Migalhas de Peso

Ofensa à liberdade

A ofensa à liberdade somente tem sido considerada pela jurisprudência como causa de reparação moral quando demonstrada a ilicitude da prisão ou o recolhimento além do prazo.

11/10/2021

(Imagem: Arte Migalhas)

INTRODUÇÃO 

A partir de hoje será abordado o tema “O Valor da Reparação Moral”, demonstrando, com a colação de farta jurisprudência, os valores e critérios prevalentemente adotados pelo Superior Tribunal de Justiça sobre os mais frequentes casos, com sua equivalência em salários mínimos para manter a atualidade das cifras encontradas. 

Esta apresentação tem por base a obra “O Valor da Reparação Moral”, escrita por Mirna Cianci (De Plácido Editora, 5ª ed. 2.020), sendo resultado de uma pesquisa estatística efetuada em aproximadamente 5.000 acórdãos do STJ, onde foram constatados os casos mais frequentes, as faixas de valores concedidos a cada caso (mínimo e máximo) com frequência estatística e as causas de aumento e diminuição, que justifiquem a eleição dos valores em cada faixa, portanto, não se trata de um resultado aleatório, mas sim, levando em conta a posição prevalente na Corte.

A partir do momento em que o STJ atraiu para si o reexame dos valores que considerasse ínfimos ou exagerados, acabou por revelar, de modo intrínseco, a eleição por uma base que viabilize essa comparação, o que foi constatado por esse estudo. 

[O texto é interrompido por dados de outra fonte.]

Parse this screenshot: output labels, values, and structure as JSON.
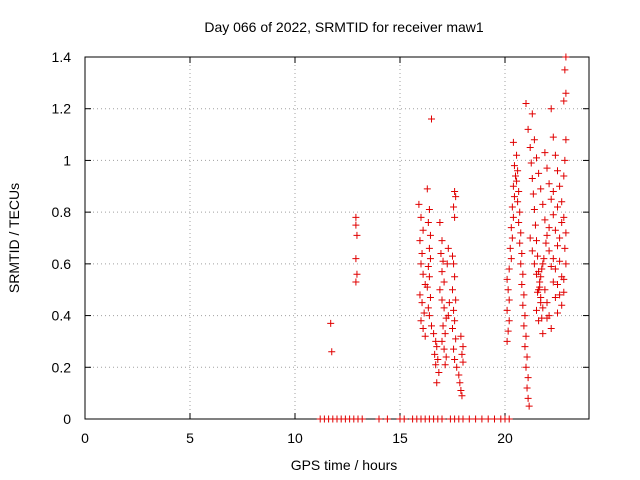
{
  "chart_data": {
    "type": "scatter",
    "title": "Day 066 of 2022, SRMTID for receiver maw1",
    "xlabel": "GPS time / hours",
    "ylabel": "SRMTID / TECUs",
    "xlim": [
      0,
      24
    ],
    "ylim": [
      0,
      1.4
    ],
    "xticks": [
      0,
      5,
      10,
      15,
      20
    ],
    "xtick_labels": [
      "0",
      "5",
      "10",
      "15",
      "20"
    ],
    "yticks": [
      0,
      0.2,
      0.4,
      0.6,
      0.8,
      1.0,
      1.2,
      1.4
    ],
    "ytick_labels": [
      "0",
      "0.2",
      "0.4",
      "0.6",
      "0.8",
      "1",
      "1.2",
      "1.4"
    ],
    "grid": true,
    "marker": "+",
    "color": "#e00000",
    "series": [
      {
        "points": [
          [
            11.7,
            0.37
          ],
          [
            11.75,
            0.26
          ],
          [
            12.9,
            0.78
          ],
          [
            12.9,
            0.75
          ],
          [
            12.95,
            0.71
          ],
          [
            12.9,
            0.62
          ],
          [
            12.95,
            0.56
          ],
          [
            12.9,
            0.53
          ],
          [
            15.9,
            0.83
          ],
          [
            16.0,
            0.78
          ],
          [
            16.1,
            0.73
          ],
          [
            15.95,
            0.69
          ],
          [
            16.05,
            0.64
          ],
          [
            16.0,
            0.6
          ],
          [
            16.1,
            0.56
          ],
          [
            16.2,
            0.52
          ],
          [
            15.95,
            0.48
          ],
          [
            16.05,
            0.45
          ],
          [
            16.15,
            0.41
          ],
          [
            16.0,
            0.38
          ],
          [
            16.1,
            0.35
          ],
          [
            16.2,
            0.32
          ],
          [
            16.3,
            0.89
          ],
          [
            16.4,
            0.81
          ],
          [
            16.35,
            0.76
          ],
          [
            16.45,
            0.71
          ],
          [
            16.5,
            1.16
          ],
          [
            16.4,
            0.66
          ],
          [
            16.45,
            0.62
          ],
          [
            16.35,
            0.59
          ],
          [
            16.4,
            0.55
          ],
          [
            16.3,
            0.51
          ],
          [
            16.45,
            0.47
          ],
          [
            16.35,
            0.43
          ],
          [
            16.4,
            0.4
          ],
          [
            16.5,
            0.36
          ],
          [
            16.6,
            0.33
          ],
          [
            16.7,
            0.3
          ],
          [
            16.75,
            0.28
          ],
          [
            16.65,
            0.25
          ],
          [
            16.8,
            0.23
          ],
          [
            16.7,
            0.21
          ],
          [
            16.85,
            0.18
          ],
          [
            16.75,
            0.14
          ],
          [
            16.9,
            0.76
          ],
          [
            17.0,
            0.69
          ],
          [
            16.95,
            0.64
          ],
          [
            17.05,
            0.61
          ],
          [
            17.0,
            0.57
          ],
          [
            17.1,
            0.53
          ],
          [
            16.9,
            0.5
          ],
          [
            17.0,
            0.46
          ],
          [
            17.1,
            0.43
          ],
          [
            17.2,
            0.39
          ],
          [
            17.05,
            0.36
          ],
          [
            17.15,
            0.33
          ],
          [
            17.0,
            0.3
          ],
          [
            17.1,
            0.27
          ],
          [
            17.2,
            0.24
          ],
          [
            17.15,
            0.21
          ],
          [
            17.3,
            0.66
          ],
          [
            17.25,
            0.6
          ],
          [
            17.35,
            0.45
          ],
          [
            17.3,
            0.4
          ],
          [
            17.6,
            0.88
          ],
          [
            17.65,
            0.86
          ],
          [
            17.55,
            0.82
          ],
          [
            17.6,
            0.78
          ],
          [
            17.5,
            0.63
          ],
          [
            17.55,
            0.6
          ],
          [
            17.6,
            0.55
          ],
          [
            17.5,
            0.5
          ],
          [
            17.65,
            0.46
          ],
          [
            17.55,
            0.42
          ],
          [
            17.6,
            0.38
          ],
          [
            17.5,
            0.35
          ],
          [
            17.65,
            0.31
          ],
          [
            17.55,
            0.27
          ],
          [
            17.6,
            0.23
          ],
          [
            17.7,
            0.2
          ],
          [
            17.8,
            0.17
          ],
          [
            17.85,
            0.14
          ],
          [
            17.9,
            0.11
          ],
          [
            17.95,
            0.09
          ],
          [
            17.9,
            0.32
          ],
          [
            18.0,
            0.28
          ],
          [
            17.95,
            0.25
          ],
          [
            18.0,
            0.22
          ],
          [
            20.1,
            0.3
          ],
          [
            20.15,
            0.34
          ],
          [
            20.2,
            0.38
          ],
          [
            20.1,
            0.42
          ],
          [
            20.2,
            0.46
          ],
          [
            20.15,
            0.5
          ],
          [
            20.1,
            0.54
          ],
          [
            20.2,
            0.58
          ],
          [
            20.3,
            0.62
          ],
          [
            20.25,
            0.66
          ],
          [
            20.35,
            0.7
          ],
          [
            20.3,
            0.74
          ],
          [
            20.4,
            0.78
          ],
          [
            20.35,
            0.82
          ],
          [
            20.45,
            0.86
          ],
          [
            20.4,
            0.9
          ],
          [
            20.5,
            0.94
          ],
          [
            20.45,
            0.98
          ],
          [
            20.4,
            1.07
          ],
          [
            20.55,
            1.02
          ],
          [
            20.6,
            0.96
          ],
          [
            20.55,
            0.92
          ],
          [
            20.65,
            0.88
          ],
          [
            20.6,
            0.84
          ],
          [
            20.7,
            0.8
          ],
          [
            20.65,
            0.76
          ],
          [
            20.75,
            0.72
          ],
          [
            20.7,
            0.68
          ],
          [
            20.8,
            0.64
          ],
          [
            20.75,
            0.6
          ],
          [
            20.85,
            0.56
          ],
          [
            20.8,
            0.52
          ],
          [
            20.9,
            0.48
          ],
          [
            20.85,
            0.44
          ],
          [
            20.95,
            0.4
          ],
          [
            20.9,
            0.36
          ],
          [
            21.0,
            0.32
          ],
          [
            20.95,
            0.28
          ],
          [
            21.05,
            0.24
          ],
          [
            21.0,
            0.2
          ],
          [
            21.1,
            0.16
          ],
          [
            21.05,
            0.12
          ],
          [
            21.1,
            0.08
          ],
          [
            21.15,
            0.05
          ],
          [
            21.0,
            1.22
          ],
          [
            21.1,
            1.12
          ],
          [
            21.2,
            1.05
          ],
          [
            21.25,
            0.99
          ],
          [
            21.3,
            0.93
          ],
          [
            21.35,
            0.87
          ],
          [
            21.4,
            0.81
          ],
          [
            21.45,
            0.75
          ],
          [
            21.5,
            0.69
          ],
          [
            21.55,
            0.63
          ],
          [
            21.6,
            0.57
          ],
          [
            21.65,
            0.51
          ],
          [
            21.7,
            0.45
          ],
          [
            21.75,
            0.39
          ],
          [
            21.8,
            0.33
          ],
          [
            21.3,
            1.18
          ],
          [
            21.4,
            1.08
          ],
          [
            21.5,
            1.01
          ],
          [
            21.6,
            0.95
          ],
          [
            21.7,
            0.89
          ],
          [
            21.8,
            0.83
          ],
          [
            21.9,
            0.77
          ],
          [
            22.0,
            0.71
          ],
          [
            22.1,
            0.65
          ],
          [
            22.2,
            0.59
          ],
          [
            22.3,
            0.53
          ],
          [
            22.4,
            0.47
          ],
          [
            22.5,
            0.41
          ],
          [
            21.9,
            1.03
          ],
          [
            22.0,
            0.97
          ],
          [
            22.1,
            0.91
          ],
          [
            22.2,
            0.85
          ],
          [
            22.3,
            0.79
          ],
          [
            22.4,
            0.73
          ],
          [
            22.5,
            0.67
          ],
          [
            22.6,
            0.61
          ],
          [
            22.7,
            0.55
          ],
          [
            22.8,
            0.49
          ],
          [
            22.2,
            1.2
          ],
          [
            22.3,
            1.09
          ],
          [
            22.4,
            1.02
          ],
          [
            22.5,
            0.96
          ],
          [
            22.6,
            0.9
          ],
          [
            22.7,
            0.84
          ],
          [
            22.8,
            0.78
          ],
          [
            22.9,
            0.72
          ],
          [
            22.85,
            0.66
          ],
          [
            22.9,
            0.6
          ],
          [
            22.8,
            0.54
          ],
          [
            22.9,
            1.4
          ],
          [
            22.85,
            1.35
          ],
          [
            22.9,
            1.26
          ],
          [
            22.8,
            1.23
          ],
          [
            22.9,
            1.08
          ],
          [
            22.85,
            1.0
          ],
          [
            22.8,
            0.94
          ],
          [
            21.5,
            0.42
          ],
          [
            21.6,
            0.38
          ],
          [
            21.7,
            0.55
          ],
          [
            21.8,
            0.6
          ],
          [
            21.9,
            0.5
          ],
          [
            22.0,
            0.45
          ],
          [
            22.1,
            0.4
          ],
          [
            22.2,
            0.35
          ],
          [
            22.3,
            0.62
          ],
          [
            22.4,
            0.58
          ],
          [
            22.5,
            0.52
          ],
          [
            22.6,
            0.48
          ],
          [
            22.7,
            0.44
          ],
          [
            21.2,
            0.7
          ],
          [
            21.3,
            0.65
          ],
          [
            21.4,
            0.6
          ],
          [
            21.5,
            0.56
          ],
          [
            21.6,
            0.5
          ],
          [
            21.7,
            0.47
          ],
          [
            21.8,
            0.43
          ],
          [
            22.0,
            0.39
          ],
          [
            22.6,
            0.7
          ],
          [
            22.7,
            0.76
          ],
          [
            22.5,
            0.82
          ],
          [
            22.3,
            0.88
          ],
          [
            22.1,
            0.74
          ],
          [
            21.95,
            0.68
          ],
          [
            21.85,
            0.62
          ],
          [
            21.75,
            0.58
          ],
          [
            21.65,
            0.53
          ],
          [
            21.55,
            0.49
          ],
          [
            11.2,
            0.0
          ],
          [
            11.4,
            0.0
          ],
          [
            11.6,
            0.0
          ],
          [
            11.8,
            0.0
          ],
          [
            12.0,
            0.0
          ],
          [
            12.2,
            0.0
          ],
          [
            12.4,
            0.0
          ],
          [
            12.6,
            0.0
          ],
          [
            12.8,
            0.0
          ],
          [
            13.0,
            0.0
          ],
          [
            13.2,
            0.0
          ],
          [
            14.0,
            0.0
          ],
          [
            14.4,
            0.0
          ],
          [
            15.0,
            0.0
          ],
          [
            15.2,
            0.0
          ],
          [
            15.6,
            0.0
          ],
          [
            15.8,
            0.0
          ],
          [
            16.0,
            0.0
          ],
          [
            16.2,
            0.0
          ],
          [
            16.4,
            0.0
          ],
          [
            16.6,
            0.0
          ],
          [
            16.8,
            0.0
          ],
          [
            17.0,
            0.0
          ],
          [
            17.4,
            0.0
          ],
          [
            17.6,
            0.0
          ],
          [
            17.8,
            0.0
          ],
          [
            18.0,
            0.0
          ],
          [
            18.3,
            0.0
          ],
          [
            18.6,
            0.0
          ],
          [
            18.9,
            0.0
          ],
          [
            19.2,
            0.0
          ],
          [
            19.5,
            0.0
          ],
          [
            19.8,
            0.0
          ],
          [
            20.0,
            0.0
          ],
          [
            20.2,
            0.0
          ]
        ]
      }
    ]
  }
}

A mesma obra gerou um Projeto de Lei (o PLS 334/08) que chegou a obter relatório favorável do Senador Alvaro Dias, mas que não logrou aprovação final, pois há forte pressão para que se mantenha a reparação moral como uma verdadeira loteria. Esse Projeto sugere como critérios da avaliação da reparação, ressalvada a possibilidade de reposição natural e tempestiva,  seja considerado:  o bem jurídico ofendido; a posição socioeconômica da vítima; a repercussão social e pessoal do dano;  a possibilidade de superação psicológica do dano, quando a vítima for pessoa física, e de recomposição da imagem econômica ou comercial, quando pessoa jurídica; a extensão da ofensa e a duração dos seus efeitos; o potencial inibitório do valor estabelecido, com acréscimo de outros elementos que determinem a gravidade da lesão ao patrimônio ideal do ofendido, o que resulta igualmente da pesquisa estatística feita a partir da jurisprudência do STJ.

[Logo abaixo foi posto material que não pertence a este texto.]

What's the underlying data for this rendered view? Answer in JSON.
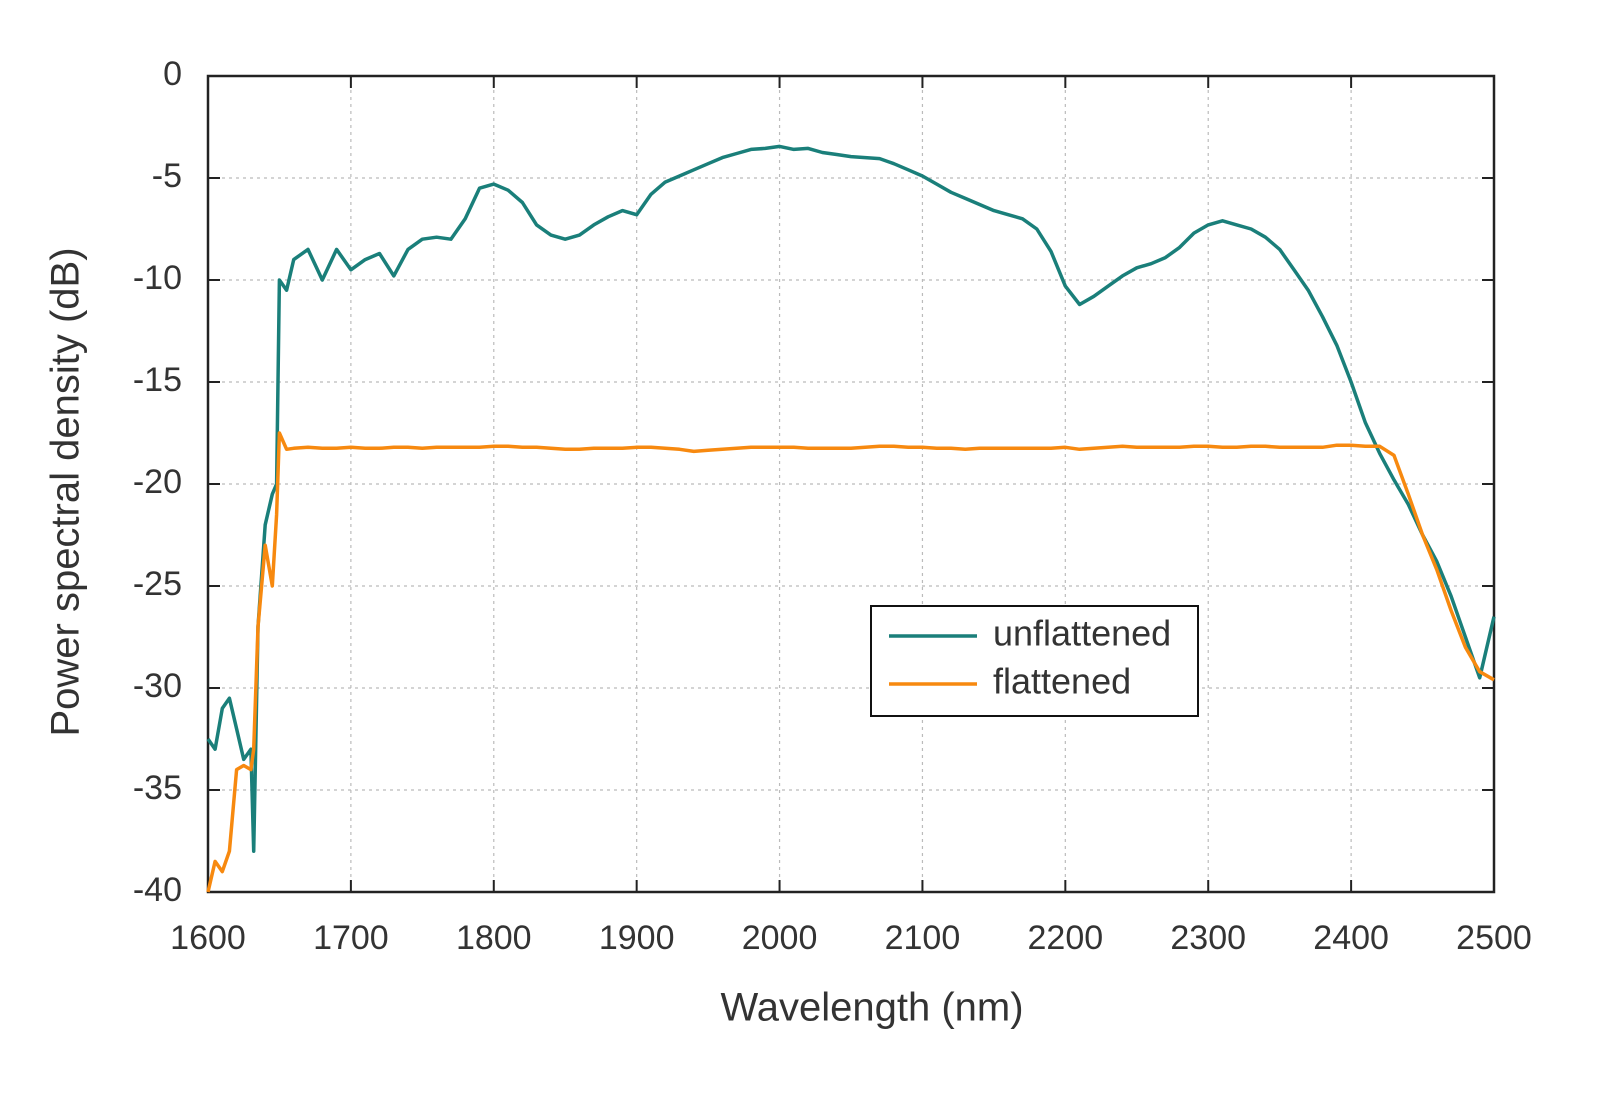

 À míngua de legislação regulamentadora, busca-se norte capaz de diminuir as enormes disparidades na fixação da reparação moral, trazendo em separado os casos mais frequentes, na área cível e trabalhista. Ao final, serão trazidas ementas, também por assunto, das causas cujos pedidos foram julgados improcedentes, a respeito dos quais tem o STJ afastado a reparação. 

A ofensa à liberdade somente tem sido considerada pela jurisprudência como causa de reparação moral quando demonstrada a ilicitude da prisão ou o recolhimento além do prazo. Em outras situações tem sido afastado o reconhecimento do dano moral, em especial quando demonstrado que a absolvição posterior deu-se por falta de provas. 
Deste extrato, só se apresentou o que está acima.